In publishing news, Bruno Gmünder is adding two more volumes of gay manga to its catalog for the 2015 Fall/Winter season—Takeshi Matsu’s Dr. Makumakuran and Other Stories and Gengoroh Tagame’s The Contracts of the Fall—and Breakdown Press will be releasing Ding Dong Circus and Other Stories, 1967-1974 by alt-mangaka Sasaki Maki. Ryan Holmberg, the collection’s translator and editor, recently wrote about Sasaki Maki for The Comics Journal. Also of note, Kodansha has plans to expand its digital distribution. There were also a couple of interesting interviews posted last week: over at Anime News Network Deb Aoki talked with mangaka Miki Yoshikawa in addition to one of Yoshikawa’s editors, and Organization Anti-Social Geniuses spoke with Marlene First, one of the manga editors at Viz.

Quick Takes

Akame ga Kill!, Volume 1Akame ga Kill!, Volume 1 written by Takahiro and illustrated by Tetsuya Tashiro. It seems as though every dark fantasy manga that has been released in English recently has a similar plot—the current ruling government and upper classes of society are staggeringly corrupt and a small group of exceptionally skilled fighters are battling against them. In many of the stories, the twist is that the “bad guys” are really the “good guys,” though it’s not much of a twist anymore since it’s becoming increasingly common. In Akame ga Kill!, that group is a team of assassins who target high-profile nobles and government officials. It’s a decent premise, but I’m not entirely convinced by Akame ga Kill!. Plot developments seem to occur more out of convenience than anything else, and despite delving into their various backstories the characters don’t yet have much depth to them. Takahiro mentions in the postscript that he finds Tashiro’s action scenes particularly eye-catching. I’m not familiar with Tashiro’s other manga, but when comes to Akame ga Kill! I was actually a little disappointed with the fight sequences. Battles happen so quickly that it appears as though nothing happens at all, and on occasion the action is skipped over completely. This conveys impressive speed, but I’d like to actually see the fights.

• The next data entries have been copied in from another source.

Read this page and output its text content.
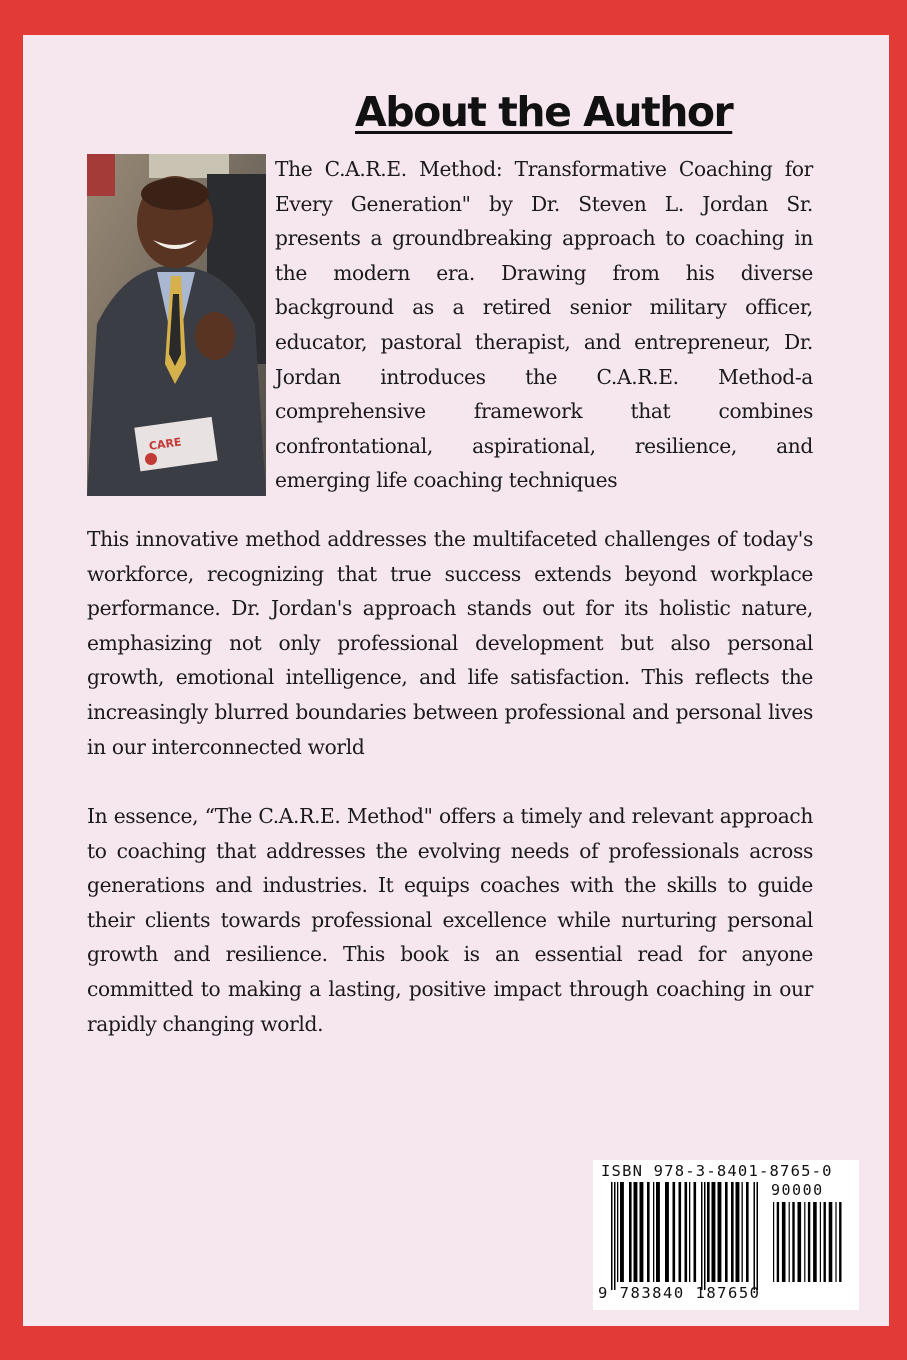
About the Author
CARE

The C.A.R.E. Method: Transformative Coaching for Every Generation" by Dr. Steven L. Jordan Sr. presents a groundbreaking approach to coaching in the modern era. Drawing from his diverse background as a retired senior military officer, educator, pastoral therapist, and entrepreneur, Dr. Jordan introduces the C.A.R.E. Method-a comprehensive framework that combines confrontational, aspirational, resilience, and emerging life coaching techniques

This innovative method addresses the multifaceted challenges of today's workforce, recognizing that true success extends beyond workplace performance. Dr. Jordan's approach stands out for its holistic nature, emphasizing not only professional development but also personal growth, emotional intelligence, and life satisfaction. This reflects the increasingly blurred boundaries between professional and personal lives in our interconnected world

In essence, “The C.A.R.E. Method" offers a timely and relevant approach to coaching that addresses the evolving needs of professionals across generations and industries. It equips coaches with the skills to guide their clients towards professional excellence while nurturing personal growth and resilience. This book is an essential read for anyone committed to making a lasting, positive impact through coaching in our rapidly changing world.

ISBN 978-3-8401-8765-0
90000
9 783840 187650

Let's Dance a Waltz, Volume 2Let’s Dance a Waltz, Volume 2 by Natsumi Ando. If it wasn’t for the series’ unfortunate focus on Himé’s weight loss, I would be really enjoying Let’s Dance a Waltz. The first volume ends with her losing more than forty pounds after two weeks of intensive dance study. I would be willing to begrudgingly move on from this, except that the second volume never lets the reader forget about it. The manga seems to constantly emphasize that someone has to be slim to be of worth. It really is a shame, because I like so many of the other elements of Let’s Dance a Waltz. I love the dancing in the series and Himé’s developing passion for it as a sport. The second volume includes her first contest, which is partly an effort to compel Tango to compete once again. And I love the delicious melodrama surrounding the competitors and the dynamics of their tangled personal relationships. Yūsei cares tremendously for his dance partner Sumiré, but she seems to have feelings for Tango. They both want to see Tango return dance, but that also means that he will become their opponent in the ballroom. Himé is in love with Tango, too, which introduces tension into her friendships with all three of them. There’s so much to like about Let’s Dance a Waltz, but the handling of the weight issues in the series honestly bothers me.